ORIGINAL FRENCH ARTICLE: Les réformes, véritables enjeux du scrutin bolivien de dimanche
by Cathy Ceïbe
Translated Monday 11 August 2008, by
Proclaiming equality among communities and between men and women, Evo Morales is fiercely fought by the right wing and the oligarchy.
For the first time in the history of Bolivia, the highest officers of the state: the president, the vice-president and the prefects (regional governors) place their positions in the balance, this 10th of August, in a revocatory referendum. On the outcome of these consultations depends the pursuit of reforms engaged by Evo Morales, three years after the electoral victory that constituted a veritable rupture in a land until then marked by the racist heritage of colonialism.
If the referendum fails, it is the neo-liberal and reactionary right, in the form of the Podemos coalition, that will take back their control of the reins of government.

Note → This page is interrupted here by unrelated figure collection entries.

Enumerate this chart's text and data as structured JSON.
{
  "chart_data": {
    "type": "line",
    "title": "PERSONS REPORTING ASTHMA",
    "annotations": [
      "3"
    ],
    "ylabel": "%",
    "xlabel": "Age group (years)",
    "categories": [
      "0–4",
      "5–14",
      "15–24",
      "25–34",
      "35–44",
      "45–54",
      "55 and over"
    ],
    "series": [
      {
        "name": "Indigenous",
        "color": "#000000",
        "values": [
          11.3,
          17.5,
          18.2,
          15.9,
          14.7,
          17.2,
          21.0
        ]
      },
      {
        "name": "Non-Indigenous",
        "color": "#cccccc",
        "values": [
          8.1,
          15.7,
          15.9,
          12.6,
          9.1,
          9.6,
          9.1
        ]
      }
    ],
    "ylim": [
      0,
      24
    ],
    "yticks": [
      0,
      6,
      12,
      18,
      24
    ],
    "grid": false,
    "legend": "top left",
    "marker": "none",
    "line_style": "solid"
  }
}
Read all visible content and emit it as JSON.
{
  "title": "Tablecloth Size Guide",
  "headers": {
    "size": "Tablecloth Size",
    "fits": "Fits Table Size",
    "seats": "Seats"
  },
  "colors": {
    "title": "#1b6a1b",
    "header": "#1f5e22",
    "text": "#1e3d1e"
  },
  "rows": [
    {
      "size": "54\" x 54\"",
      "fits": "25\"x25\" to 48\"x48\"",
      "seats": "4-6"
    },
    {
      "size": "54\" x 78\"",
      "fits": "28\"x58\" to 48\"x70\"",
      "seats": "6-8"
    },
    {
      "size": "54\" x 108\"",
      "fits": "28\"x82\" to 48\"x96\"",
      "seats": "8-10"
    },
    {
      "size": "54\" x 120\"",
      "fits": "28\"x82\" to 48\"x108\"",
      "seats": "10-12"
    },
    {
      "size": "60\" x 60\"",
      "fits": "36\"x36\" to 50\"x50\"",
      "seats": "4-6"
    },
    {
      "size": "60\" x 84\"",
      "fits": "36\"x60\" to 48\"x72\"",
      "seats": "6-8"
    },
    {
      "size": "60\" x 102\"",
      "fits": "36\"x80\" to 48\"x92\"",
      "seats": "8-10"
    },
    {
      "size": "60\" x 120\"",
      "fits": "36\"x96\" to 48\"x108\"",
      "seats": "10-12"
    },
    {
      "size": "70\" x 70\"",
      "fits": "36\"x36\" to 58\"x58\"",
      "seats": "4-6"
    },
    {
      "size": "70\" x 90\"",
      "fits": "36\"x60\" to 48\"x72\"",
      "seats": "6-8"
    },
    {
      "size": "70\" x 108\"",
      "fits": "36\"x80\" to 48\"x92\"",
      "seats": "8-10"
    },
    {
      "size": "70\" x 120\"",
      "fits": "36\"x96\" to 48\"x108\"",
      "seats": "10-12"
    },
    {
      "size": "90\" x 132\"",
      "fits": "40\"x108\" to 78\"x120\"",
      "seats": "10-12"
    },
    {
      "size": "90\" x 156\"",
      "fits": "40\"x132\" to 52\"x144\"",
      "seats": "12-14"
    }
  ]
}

According to recent surveys, Evo Morales and his vice-president Alavaro Garcia Linera, have no need to be worried. Even more so, since the percentage of negative votes required for revocation is 53.7%, the score obtained by Evo Morales in the 2005 presidential election.
In the event of possible revocation of prefects, the authorities will name their replacements before any departmental elections are held.
In La Paz, the people hope that the referendum will bring some health to a poisonous political and institutional climate. The determined opposition to the government, organized by the MAS (Movement toward Socialism) these past three years, has retarded the application of reforms and the creation of a new constitution. It ferociously polarizes political life. Acts of violence are so numerous that the general secretary of the Organization of American States, José Miguel Insulza, made known his "profound preoccupation" on the eve of the referendum.
Is a return to normality possible? This is exactly what is in question these next few days. Especially since the key question of the Bolivian crisis, the transformational reforms and the rhythm of their application, will continue to be pointedly posed.
There is also no reason that the conglomerate of oppositional forces (the right wing, big land owners, and heads of industry), determined to preserve their self-proclaimed financial privileges, will change their strategy. It was just so, reckoning by that very social fracture, that there were held four illegal referenda for autonomy of regions in the east of the country, precisely where its principal economic resources are located.
True to their racist traditions, the whites and rich mixed-race minority, in their view, should not spend a penny on the hordes of Indians. And this, starting with a refusal to fund the president and his government, which have the support of the social organisms, themselves animated by a desire to bring about an equitable distribution of wealth.